The next thing he knew, morning light was in his eyes, and he blinked and sat up, confused, wondering what inn this was and what he had been doing the night before, for he lay naked on a thick woolly rug in a warm strange room, and there was an old woman moving about, brewing tea, perhaps—

Yes. The dream-speaker Tisana, and this was Falkynkip, in the Street of Watermongers—

His nakedness discomforted him. He rose and dressed quickly.

Tisana said, "Drink this. I’ll put some breakfast up, now that you’re finally awake."

He looked dubiously at the mug she handed him.

"Tea," she said. "Nothing but tea. The time for dreaming is long past."

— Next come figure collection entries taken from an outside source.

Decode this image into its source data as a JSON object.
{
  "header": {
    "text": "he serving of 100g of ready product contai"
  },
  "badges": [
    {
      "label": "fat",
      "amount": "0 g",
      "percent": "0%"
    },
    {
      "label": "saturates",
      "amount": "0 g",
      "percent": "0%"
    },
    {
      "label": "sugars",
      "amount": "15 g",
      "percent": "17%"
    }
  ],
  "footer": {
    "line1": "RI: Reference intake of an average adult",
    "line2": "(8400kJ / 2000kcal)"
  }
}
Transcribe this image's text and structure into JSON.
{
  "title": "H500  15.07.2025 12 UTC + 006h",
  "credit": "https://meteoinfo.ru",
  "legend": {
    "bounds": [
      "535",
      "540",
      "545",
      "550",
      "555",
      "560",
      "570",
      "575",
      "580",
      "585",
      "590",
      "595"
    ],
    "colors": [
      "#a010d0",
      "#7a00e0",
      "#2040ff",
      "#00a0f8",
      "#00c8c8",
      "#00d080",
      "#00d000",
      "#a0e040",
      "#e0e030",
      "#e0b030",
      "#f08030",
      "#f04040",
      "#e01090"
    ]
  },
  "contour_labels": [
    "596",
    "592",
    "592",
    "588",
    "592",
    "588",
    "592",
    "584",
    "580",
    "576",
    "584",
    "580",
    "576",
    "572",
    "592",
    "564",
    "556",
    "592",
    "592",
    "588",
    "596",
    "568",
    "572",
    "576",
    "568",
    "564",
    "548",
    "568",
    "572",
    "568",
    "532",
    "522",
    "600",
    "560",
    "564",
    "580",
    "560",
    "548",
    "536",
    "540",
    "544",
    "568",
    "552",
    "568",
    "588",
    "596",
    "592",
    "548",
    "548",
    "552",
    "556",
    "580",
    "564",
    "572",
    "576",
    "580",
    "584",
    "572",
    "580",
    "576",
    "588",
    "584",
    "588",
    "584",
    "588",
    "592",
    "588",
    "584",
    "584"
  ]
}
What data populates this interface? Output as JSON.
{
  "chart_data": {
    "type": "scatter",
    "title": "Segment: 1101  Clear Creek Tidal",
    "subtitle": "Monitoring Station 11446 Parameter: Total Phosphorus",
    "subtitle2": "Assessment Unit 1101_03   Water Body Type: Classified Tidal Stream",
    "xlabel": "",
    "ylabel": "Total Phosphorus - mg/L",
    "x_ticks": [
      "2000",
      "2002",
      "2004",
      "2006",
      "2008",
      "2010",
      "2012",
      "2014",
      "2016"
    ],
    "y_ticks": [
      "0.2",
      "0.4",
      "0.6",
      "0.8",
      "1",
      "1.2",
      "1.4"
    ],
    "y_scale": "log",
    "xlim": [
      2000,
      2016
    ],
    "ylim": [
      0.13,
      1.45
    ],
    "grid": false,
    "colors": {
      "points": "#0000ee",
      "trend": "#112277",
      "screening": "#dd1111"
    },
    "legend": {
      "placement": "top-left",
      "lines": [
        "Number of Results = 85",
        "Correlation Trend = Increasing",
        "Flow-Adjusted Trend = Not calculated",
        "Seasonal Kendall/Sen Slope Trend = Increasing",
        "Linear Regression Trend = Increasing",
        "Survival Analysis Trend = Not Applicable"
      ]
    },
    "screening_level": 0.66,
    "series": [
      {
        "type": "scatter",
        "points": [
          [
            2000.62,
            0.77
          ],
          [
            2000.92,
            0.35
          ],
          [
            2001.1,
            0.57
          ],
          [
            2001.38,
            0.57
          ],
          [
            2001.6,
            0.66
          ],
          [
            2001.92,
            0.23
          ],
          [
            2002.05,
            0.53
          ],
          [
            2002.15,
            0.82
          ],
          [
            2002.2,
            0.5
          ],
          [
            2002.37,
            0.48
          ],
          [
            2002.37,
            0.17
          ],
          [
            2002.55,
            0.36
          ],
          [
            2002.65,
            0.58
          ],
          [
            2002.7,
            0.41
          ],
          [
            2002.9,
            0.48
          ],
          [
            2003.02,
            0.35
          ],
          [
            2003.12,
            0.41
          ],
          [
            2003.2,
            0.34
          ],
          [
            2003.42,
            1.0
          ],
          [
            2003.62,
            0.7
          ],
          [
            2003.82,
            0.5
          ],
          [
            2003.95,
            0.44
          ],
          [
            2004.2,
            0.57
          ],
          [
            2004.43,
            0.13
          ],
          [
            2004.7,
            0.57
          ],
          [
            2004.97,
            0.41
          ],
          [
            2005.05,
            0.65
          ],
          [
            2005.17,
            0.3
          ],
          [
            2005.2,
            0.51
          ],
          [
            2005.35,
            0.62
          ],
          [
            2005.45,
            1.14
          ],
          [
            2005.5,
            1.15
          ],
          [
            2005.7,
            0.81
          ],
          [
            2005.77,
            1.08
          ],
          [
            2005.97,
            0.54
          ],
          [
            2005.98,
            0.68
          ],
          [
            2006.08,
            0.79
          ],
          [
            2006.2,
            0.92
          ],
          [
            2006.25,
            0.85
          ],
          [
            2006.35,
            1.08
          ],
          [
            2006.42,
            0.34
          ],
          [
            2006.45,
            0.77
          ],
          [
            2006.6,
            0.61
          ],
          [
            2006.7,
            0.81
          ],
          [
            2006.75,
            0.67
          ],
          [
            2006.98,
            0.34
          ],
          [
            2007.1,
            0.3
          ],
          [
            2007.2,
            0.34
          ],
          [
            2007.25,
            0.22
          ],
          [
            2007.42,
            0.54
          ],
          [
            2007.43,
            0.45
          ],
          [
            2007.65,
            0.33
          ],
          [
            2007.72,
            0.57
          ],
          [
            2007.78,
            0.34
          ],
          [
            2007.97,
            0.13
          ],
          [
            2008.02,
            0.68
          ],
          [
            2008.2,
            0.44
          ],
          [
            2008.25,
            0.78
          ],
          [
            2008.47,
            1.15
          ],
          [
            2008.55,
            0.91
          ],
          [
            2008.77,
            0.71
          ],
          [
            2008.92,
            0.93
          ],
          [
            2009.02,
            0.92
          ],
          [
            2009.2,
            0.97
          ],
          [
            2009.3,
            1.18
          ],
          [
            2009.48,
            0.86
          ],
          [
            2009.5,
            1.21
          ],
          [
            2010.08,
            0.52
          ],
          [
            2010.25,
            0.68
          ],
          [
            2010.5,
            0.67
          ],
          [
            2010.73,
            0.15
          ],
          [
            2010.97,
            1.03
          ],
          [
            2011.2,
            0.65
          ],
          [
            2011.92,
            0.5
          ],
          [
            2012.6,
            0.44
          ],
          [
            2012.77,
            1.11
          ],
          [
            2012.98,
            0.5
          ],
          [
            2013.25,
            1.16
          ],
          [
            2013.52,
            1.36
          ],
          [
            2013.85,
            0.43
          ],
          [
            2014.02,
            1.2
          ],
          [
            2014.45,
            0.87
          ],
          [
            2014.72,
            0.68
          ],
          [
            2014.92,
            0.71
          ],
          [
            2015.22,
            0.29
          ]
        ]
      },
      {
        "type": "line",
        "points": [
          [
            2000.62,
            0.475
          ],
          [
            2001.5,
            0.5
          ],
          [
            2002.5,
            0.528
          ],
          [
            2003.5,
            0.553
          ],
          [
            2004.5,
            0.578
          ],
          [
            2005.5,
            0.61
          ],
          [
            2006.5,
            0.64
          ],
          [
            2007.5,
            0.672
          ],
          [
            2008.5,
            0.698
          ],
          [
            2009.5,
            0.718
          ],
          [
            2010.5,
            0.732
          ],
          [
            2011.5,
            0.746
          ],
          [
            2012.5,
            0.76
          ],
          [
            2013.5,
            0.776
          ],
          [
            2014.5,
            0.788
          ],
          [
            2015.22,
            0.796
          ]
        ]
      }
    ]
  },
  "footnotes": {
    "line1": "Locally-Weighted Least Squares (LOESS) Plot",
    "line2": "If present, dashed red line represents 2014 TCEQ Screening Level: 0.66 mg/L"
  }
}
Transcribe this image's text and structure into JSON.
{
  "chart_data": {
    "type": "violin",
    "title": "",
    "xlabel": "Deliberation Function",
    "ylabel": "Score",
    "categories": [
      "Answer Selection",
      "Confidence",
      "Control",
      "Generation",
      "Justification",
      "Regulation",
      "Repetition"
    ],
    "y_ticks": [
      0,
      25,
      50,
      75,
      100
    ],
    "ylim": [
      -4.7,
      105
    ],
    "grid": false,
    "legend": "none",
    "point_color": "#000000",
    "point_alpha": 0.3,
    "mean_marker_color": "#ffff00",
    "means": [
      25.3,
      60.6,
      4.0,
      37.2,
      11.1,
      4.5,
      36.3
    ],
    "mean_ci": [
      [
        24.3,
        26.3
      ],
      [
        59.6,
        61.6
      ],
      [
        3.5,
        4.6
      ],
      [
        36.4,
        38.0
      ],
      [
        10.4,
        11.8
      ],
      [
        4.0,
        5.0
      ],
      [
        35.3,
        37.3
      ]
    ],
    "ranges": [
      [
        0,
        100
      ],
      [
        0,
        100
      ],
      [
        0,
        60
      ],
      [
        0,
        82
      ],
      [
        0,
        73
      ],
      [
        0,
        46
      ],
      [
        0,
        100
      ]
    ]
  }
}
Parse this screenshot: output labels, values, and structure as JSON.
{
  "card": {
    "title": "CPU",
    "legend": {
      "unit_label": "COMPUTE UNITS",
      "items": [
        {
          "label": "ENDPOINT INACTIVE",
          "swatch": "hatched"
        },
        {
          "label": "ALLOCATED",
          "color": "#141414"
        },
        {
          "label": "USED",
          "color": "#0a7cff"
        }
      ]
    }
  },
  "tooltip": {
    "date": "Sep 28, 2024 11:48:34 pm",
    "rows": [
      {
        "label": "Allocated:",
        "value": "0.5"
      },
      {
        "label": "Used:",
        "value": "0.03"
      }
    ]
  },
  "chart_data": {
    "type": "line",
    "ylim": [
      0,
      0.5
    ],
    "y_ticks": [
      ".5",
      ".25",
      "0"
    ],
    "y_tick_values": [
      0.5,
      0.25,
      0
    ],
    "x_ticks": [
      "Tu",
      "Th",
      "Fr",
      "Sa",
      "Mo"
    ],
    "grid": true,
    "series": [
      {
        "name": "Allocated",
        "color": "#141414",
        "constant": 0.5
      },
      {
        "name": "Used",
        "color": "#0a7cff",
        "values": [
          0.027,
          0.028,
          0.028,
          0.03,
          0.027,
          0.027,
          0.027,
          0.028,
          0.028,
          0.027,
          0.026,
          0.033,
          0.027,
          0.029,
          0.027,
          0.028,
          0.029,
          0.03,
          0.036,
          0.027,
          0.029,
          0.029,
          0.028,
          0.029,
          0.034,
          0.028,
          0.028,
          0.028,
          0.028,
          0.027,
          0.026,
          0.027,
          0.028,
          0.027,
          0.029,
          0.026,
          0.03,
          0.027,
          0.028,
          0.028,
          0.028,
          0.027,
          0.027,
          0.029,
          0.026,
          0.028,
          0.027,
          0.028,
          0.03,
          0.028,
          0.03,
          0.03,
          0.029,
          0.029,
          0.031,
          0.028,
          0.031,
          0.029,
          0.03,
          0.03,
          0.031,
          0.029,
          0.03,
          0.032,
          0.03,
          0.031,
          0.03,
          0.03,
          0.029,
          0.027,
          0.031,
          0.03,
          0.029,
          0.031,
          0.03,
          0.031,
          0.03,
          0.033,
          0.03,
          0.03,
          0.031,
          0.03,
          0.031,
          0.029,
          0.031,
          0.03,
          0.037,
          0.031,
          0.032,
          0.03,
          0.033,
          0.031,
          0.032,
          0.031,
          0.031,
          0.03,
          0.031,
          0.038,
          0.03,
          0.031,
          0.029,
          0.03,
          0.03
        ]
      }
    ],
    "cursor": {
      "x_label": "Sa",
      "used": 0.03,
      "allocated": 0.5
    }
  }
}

Valentine sipped at it while she bustled around the small kitchen. There was a numbness in his spirit, as though he had caroused himself into insensibility and now had a reckoning to pay; and he knew there had been strange dreams, a whole night of them, but yet he felt none of the malaise of the soul that he had known upon awakening these past few mornings, only that numbness, a curious centered calmness, almost an emptiness. Was that the purpose of visiting a dream-speaker? He understood so little. He was like a child loose in this vast and complex world.

They ate in silence. Tisana seemed to be studying Valentine intently across the table. Last night she had chattered much before the drug had had its effect, but now she seemed subdued, reflective, almost withdrawn, as if she needed to be apart from him while preparing to speak his dream.

At length she cleared the dishes and said, "How do you feel?"

"Quiet within."

"Good. Good. That’s important. To go away from a dream-speaker in turmoil is a waste of money. I had no doubts, though. Your spirit is strong."

"Is it?"

"Stronger than you know. Reverses that would crush an ordinary person leave you untouched. You shrug off disaster and whistle in the face of danger."

"You speak very generally," Valentine said.

"I am an oracle, and oracles are never terribly specific," she replied lightly.

"Are my dreams sendings? Will you tell me that, at least?"

She was thoughtful a moment. "I am uncertain."

"But you shared them! Aren’t you able to know at once if a dream comes from the Lady or the King?"

"Peace, peace, this is not so simple," she said, waving a palm at him. "Your dreams are not sendings of the Lady, this I know."

"Then if they are sendings, they are of the King."

"Here is the uncertainty. They have an aura of the King about them in some way, yes, but not the aura of sendings. I know you find that hard to fathom: so do I. I do believe the King of Dreams watches your doings and is concerned with you, but it doesn’t seem to me that he’s been entering your sleep. It confounds me."

"Has anything like this been known to you before?"

The dream-speaker shook her head. "Not at all."

"Is this my speaking, then? Only more mysteries and unanswered questions?"

"You haven’t had the speaking yet," Tisana answered.

"Forgive my impatience."

"No forgiveness is needed. Come, give me your hands, and I’ll make a speaking for you." She reached for him across the table, and grasped and held him, and after a long while said, "You have fallen from a high place, and now you must begin to climb back to it."

He grinned. "A high place?"

"The highest."

"The highest place on Majipoor," he said lightly, "is the summit of Castle Mount. Is that where you would have me climb?"

"There, yes."

"A very steep ascent you lay upon me. I could spend my entire life reaching and climbing that place."

"Nevertheless, Lord Valentine, that ascent awaits you, and it is not I who lays it on you."

He gasped at her use of the royal title to him, and then burst out laughing at the grossness of it, the tastelessness of her joke. "Lord Valentine! Lord Valentine? No, you do me far too much honor, Madame Tlsana. Not Lord Valentine. Only Valentine, Valentine the juggler, is all, the newest of the troupe of Zalzan Kavol the Skandar."

Her gaze rested steadily on him. Quietly she said, "I beg your pardon. I meant no offense."